Quello per la Ex Vetreria Bit Vetro è un progetto realizzato grazie all’iniziativa della Regione Puglia “Libera il Bene”, che si pone come obiettivo quello di riqualificare e riconvertire gli immobili confiscati alla mafia presenti nel territorio pugliese secondo uno specifico piano di riuso.
La riqualificazione della vetreria – immobile, appunto, confiscato alla mafia, luogo residuale privo di alcuna identità urbana e per anni dimenticato dalla comunità – si confronta con gli obiettivi del recupero sociale e della promozione culturale attraverso la riscoperta delle attività artigianali del luogo.
L’edificio, situato a Putignano, Bari, è stato progettato dagli architetti Giuseppina Turi e Wanessa Bruno quale luogo sociale in cui i fruitori potranno comprendere la divisione tra mondo interiore e mondo esteriore, migliorando la loro prospettiva d’osservazione e d’interpretazione della realtà.
Il fronte principale dell’edificio rivela solo in parte le funzioni espresse al suo interno: spazi della creatività manuale composti da strutture effimere in metallo e lamiera stirata, in un’alternanza di vuoti e pieni. L’edificio si sviluppa su quattro livelli di cui il piano interrato è destinato alle funzioni di archivio e deposito, oltre ai vani tecnici.

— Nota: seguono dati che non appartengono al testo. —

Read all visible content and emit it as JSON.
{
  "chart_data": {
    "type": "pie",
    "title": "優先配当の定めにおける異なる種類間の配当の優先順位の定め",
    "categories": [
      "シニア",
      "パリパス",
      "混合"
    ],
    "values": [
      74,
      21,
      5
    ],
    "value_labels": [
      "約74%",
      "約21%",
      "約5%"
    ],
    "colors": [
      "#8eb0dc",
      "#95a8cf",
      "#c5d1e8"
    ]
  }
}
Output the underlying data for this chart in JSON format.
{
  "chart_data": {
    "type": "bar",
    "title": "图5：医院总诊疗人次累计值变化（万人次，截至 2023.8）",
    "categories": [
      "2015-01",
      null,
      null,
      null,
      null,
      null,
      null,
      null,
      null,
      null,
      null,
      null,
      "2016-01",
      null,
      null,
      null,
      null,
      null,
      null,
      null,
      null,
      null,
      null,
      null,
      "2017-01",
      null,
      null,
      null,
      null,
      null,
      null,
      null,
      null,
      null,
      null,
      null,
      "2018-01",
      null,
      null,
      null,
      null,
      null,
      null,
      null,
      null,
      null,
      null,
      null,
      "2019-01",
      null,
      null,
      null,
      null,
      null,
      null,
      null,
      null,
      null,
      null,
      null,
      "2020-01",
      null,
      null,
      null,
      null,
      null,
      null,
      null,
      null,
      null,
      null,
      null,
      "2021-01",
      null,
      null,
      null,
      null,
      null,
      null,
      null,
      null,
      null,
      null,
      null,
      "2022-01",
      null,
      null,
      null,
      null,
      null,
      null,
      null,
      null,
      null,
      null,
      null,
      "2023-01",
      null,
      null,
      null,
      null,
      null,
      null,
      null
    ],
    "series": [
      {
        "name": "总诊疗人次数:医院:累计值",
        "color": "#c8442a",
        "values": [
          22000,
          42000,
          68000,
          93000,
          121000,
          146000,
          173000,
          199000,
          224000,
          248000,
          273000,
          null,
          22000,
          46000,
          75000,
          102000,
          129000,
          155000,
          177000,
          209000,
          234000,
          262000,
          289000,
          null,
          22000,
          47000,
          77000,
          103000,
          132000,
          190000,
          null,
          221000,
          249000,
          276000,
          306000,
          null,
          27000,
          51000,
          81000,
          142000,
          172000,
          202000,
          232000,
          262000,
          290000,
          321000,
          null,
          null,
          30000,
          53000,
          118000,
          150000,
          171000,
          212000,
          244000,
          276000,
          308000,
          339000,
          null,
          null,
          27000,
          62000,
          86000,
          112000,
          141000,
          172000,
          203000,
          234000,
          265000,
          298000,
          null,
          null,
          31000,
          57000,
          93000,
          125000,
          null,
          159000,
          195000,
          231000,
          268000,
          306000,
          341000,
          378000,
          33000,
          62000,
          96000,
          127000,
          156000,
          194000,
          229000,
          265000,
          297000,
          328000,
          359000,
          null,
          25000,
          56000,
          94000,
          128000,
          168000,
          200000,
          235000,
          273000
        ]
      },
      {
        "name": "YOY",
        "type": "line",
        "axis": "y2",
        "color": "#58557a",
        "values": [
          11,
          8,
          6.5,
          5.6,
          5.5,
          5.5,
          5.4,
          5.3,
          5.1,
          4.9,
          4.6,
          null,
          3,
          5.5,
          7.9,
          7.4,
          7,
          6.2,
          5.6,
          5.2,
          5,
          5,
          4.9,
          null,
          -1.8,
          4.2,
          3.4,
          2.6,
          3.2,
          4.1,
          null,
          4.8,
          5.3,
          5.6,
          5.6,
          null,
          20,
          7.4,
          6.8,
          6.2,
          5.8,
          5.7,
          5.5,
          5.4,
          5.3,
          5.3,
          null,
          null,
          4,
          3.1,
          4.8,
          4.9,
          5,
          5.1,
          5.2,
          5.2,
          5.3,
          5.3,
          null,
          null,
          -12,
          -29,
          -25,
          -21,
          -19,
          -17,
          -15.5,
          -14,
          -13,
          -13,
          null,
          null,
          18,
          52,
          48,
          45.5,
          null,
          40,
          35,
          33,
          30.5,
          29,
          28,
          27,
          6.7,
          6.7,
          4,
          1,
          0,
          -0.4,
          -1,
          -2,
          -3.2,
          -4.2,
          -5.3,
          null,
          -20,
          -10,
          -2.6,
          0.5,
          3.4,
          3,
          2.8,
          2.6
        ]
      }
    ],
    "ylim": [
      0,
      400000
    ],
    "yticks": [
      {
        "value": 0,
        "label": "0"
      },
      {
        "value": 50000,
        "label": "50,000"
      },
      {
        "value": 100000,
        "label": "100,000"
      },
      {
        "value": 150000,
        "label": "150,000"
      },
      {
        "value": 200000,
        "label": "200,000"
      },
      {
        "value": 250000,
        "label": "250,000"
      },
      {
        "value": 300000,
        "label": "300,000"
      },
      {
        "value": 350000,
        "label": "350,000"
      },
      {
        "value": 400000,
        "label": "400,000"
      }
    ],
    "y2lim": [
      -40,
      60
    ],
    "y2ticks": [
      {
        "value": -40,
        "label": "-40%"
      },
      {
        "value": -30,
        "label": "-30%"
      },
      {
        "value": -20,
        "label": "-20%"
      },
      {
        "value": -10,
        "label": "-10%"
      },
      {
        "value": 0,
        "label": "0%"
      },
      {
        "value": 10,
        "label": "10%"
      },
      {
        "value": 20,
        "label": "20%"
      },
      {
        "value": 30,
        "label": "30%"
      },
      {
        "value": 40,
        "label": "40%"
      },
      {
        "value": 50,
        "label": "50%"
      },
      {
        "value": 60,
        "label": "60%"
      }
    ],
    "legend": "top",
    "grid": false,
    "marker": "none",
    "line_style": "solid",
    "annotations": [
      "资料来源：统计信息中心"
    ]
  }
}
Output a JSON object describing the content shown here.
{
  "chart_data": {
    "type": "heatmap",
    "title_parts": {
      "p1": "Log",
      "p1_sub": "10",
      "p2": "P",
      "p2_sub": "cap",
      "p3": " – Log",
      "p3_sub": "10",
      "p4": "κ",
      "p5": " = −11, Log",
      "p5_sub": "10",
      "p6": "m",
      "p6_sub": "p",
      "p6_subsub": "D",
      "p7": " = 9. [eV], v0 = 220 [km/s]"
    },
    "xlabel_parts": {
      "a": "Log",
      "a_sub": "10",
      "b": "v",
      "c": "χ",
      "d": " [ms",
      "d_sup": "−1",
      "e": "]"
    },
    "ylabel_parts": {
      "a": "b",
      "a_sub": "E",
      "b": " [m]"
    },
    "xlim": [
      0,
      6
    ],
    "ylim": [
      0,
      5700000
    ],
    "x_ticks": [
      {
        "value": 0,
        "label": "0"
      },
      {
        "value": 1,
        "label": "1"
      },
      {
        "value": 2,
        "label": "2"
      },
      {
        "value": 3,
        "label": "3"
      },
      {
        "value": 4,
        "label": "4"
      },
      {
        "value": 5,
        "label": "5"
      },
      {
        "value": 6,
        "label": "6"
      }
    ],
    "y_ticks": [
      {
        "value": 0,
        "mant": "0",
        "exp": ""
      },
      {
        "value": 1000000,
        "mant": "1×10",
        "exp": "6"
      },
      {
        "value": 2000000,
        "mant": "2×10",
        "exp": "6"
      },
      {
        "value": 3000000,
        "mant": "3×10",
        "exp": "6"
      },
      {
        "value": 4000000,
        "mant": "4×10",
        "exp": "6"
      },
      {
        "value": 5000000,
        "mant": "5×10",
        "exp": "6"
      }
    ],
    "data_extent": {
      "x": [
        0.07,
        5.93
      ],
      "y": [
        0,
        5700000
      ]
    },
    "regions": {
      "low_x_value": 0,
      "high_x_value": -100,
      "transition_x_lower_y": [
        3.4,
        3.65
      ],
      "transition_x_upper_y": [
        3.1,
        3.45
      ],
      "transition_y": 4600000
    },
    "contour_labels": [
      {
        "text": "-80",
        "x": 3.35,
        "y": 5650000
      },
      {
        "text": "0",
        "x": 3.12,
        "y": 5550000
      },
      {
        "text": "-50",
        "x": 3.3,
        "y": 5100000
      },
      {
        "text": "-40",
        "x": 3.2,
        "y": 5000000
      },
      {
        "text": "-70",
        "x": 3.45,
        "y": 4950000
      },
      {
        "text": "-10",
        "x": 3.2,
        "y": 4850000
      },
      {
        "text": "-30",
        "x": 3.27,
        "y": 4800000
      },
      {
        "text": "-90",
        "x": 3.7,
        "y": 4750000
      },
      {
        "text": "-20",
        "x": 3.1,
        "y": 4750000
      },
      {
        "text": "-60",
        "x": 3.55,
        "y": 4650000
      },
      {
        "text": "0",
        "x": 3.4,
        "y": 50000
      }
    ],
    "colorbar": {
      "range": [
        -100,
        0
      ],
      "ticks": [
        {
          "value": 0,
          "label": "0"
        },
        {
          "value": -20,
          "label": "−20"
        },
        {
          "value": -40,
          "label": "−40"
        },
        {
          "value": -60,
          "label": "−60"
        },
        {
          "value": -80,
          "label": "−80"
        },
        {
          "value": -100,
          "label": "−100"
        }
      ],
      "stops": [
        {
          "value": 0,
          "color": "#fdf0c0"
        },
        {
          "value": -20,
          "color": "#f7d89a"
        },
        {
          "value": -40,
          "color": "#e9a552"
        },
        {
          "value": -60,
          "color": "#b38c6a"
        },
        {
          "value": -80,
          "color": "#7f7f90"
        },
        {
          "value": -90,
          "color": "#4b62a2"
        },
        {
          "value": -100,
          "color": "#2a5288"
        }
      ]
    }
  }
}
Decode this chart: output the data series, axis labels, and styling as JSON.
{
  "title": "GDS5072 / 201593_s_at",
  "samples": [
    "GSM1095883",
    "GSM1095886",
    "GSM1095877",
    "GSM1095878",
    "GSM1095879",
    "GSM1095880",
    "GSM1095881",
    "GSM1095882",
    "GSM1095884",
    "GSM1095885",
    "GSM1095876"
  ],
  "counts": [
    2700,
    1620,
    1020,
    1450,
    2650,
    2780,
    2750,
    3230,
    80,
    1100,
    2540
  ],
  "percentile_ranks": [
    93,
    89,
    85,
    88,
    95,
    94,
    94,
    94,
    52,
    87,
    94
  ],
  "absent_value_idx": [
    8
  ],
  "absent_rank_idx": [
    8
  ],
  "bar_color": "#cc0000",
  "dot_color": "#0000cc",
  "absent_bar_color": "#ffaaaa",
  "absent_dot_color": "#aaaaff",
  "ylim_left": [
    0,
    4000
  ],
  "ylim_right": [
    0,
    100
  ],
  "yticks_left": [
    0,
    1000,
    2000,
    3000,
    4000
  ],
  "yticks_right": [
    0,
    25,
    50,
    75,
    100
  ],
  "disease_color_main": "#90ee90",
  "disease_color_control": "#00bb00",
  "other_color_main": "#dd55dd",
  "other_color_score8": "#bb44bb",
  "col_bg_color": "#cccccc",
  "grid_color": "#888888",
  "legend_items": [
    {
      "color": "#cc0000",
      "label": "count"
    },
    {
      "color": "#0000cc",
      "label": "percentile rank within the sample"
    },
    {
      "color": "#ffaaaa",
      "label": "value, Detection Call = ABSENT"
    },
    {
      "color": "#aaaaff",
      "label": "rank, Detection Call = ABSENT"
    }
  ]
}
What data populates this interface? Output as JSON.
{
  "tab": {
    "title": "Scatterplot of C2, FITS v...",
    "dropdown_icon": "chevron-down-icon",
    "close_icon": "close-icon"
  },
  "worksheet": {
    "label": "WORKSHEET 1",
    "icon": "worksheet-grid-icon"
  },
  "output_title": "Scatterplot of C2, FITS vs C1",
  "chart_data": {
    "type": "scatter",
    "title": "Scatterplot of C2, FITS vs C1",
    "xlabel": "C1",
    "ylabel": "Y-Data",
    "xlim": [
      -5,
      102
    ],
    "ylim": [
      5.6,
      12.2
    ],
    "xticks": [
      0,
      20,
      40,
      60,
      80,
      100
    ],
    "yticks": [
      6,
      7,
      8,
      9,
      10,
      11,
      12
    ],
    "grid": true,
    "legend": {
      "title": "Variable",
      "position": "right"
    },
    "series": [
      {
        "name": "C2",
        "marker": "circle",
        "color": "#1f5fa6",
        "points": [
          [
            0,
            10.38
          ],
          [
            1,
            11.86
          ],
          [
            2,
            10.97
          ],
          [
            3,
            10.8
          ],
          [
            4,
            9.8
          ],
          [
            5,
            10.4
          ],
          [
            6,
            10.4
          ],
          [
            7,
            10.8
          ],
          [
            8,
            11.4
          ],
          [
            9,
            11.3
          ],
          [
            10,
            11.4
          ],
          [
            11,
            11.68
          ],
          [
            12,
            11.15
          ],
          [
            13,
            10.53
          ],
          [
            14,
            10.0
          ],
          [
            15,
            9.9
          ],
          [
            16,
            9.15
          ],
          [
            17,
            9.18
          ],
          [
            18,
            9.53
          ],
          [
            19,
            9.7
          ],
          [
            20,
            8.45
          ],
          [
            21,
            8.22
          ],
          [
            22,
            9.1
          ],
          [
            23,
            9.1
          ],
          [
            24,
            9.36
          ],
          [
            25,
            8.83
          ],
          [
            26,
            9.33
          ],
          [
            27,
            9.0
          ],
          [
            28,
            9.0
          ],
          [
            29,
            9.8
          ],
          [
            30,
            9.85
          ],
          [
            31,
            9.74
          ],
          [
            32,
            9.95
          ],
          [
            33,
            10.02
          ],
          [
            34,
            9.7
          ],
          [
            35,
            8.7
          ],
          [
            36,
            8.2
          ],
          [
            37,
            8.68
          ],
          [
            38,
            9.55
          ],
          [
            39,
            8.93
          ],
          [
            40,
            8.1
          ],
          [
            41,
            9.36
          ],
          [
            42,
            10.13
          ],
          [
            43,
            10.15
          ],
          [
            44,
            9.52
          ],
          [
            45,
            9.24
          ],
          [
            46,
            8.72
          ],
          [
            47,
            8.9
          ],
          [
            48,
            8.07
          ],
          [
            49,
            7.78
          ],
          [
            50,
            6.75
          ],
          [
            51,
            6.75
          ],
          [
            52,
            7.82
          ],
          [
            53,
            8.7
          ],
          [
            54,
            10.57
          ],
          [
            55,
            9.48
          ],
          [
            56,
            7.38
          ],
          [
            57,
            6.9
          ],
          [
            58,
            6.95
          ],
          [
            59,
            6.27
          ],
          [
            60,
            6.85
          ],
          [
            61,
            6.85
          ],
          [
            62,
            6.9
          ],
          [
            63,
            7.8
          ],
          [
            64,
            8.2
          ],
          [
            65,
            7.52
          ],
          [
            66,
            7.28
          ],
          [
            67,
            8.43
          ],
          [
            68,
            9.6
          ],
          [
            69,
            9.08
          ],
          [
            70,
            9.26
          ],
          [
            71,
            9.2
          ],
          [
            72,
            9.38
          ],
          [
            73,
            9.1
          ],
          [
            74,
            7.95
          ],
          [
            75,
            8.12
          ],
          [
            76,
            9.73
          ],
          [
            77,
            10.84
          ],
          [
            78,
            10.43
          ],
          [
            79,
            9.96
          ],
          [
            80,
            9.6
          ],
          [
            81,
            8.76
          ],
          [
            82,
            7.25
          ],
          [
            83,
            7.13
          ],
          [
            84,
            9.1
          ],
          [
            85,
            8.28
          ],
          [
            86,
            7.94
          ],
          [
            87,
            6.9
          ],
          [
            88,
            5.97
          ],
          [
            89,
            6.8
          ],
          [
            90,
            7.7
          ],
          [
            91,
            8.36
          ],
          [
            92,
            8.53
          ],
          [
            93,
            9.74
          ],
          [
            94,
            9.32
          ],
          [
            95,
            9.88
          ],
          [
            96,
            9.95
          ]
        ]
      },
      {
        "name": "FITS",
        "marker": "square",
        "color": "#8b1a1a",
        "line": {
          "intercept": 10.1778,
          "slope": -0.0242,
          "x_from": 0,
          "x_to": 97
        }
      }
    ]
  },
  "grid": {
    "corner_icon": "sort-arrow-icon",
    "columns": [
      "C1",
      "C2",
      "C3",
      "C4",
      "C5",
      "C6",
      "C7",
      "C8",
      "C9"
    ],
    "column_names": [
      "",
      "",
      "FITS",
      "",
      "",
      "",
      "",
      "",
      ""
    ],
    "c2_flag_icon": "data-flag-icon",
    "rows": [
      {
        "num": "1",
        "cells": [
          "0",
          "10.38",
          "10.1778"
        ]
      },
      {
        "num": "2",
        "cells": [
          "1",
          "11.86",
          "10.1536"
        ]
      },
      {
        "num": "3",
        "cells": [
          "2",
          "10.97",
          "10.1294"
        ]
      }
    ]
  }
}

Il piano terra, disposto secondo un asse longitudinale, ospita gli uffici sul fronte strada; accoglie, nella parte centrale, lo spazio espositivo; mentre, verso il fronte interno, realizza la sala formazione, i laboratori artigianali, i servizi ed i collegamenti verticali.
Lo spazio espositivo centrale è composto da un percorso che si sviluppa per tutto l’edificio, dall’ingresso alla parte finale del piano, sottolineando il rapporto di connessione e permeabilità tra il dentro e il fuori.
Tale percorso è definito, nella zona d’ingresso, da pannelli mobili in lamiera stirata che dividono la hall dagli accessi al piano superiore e che possono scorrere e raggrupparsi dilatando lo spazio della hall; nell’area retrostante, l’ingresso è caratterizzato dall’installazione di quinte mobili che, nuovamente, delimitano e definiscono nuovi ambiti.
Anche nei laboratori, connessi all’area espositiva, pannelli a libro e scorrevoli possono chiudersi per limitare i tre ambiti di lavoro o aprirsi completamente per comporre uno spazio unico e polifunzionale. Un sistema d’illuminazione a luce solare con lucernari tubolari connota i laboratori, riducendo i consumi elettrici e permettendo un migliore controllo termico degli spazi interni.
Il primo piano, inoltre, si estende per una superficie ridotta rispetto a quella sottostante: qui gli uffici per le consulenze specialistiche si affacciano su un ampio spazio comune dal quale, attraverso una scala metallica, si accede al tetto giardino.
Un pergolato leggero si sovrappone, infine, all’edificio preesistente, realizzando il coronamento dell’unico fronte urbano, ma anche aumentando le prestazioni energetiche dell’intero edificio.
Esso protegge la copertura riducendo l’escursione termica giornaliera/stagionale; incrementa l’isolamento termico e acustico; limita l’inquinamento dell’aria intrappolando le polveri sottili; diviene supporto per pannelli fotovoltaici e solari che coadiuvano il funzionamento degli impianti tecnologici “tradizionali”; e apporta, inoltre, un nuovo benessere psico-fisico per l’utenza anche attraverso la prevista coltivazione di piante officinali.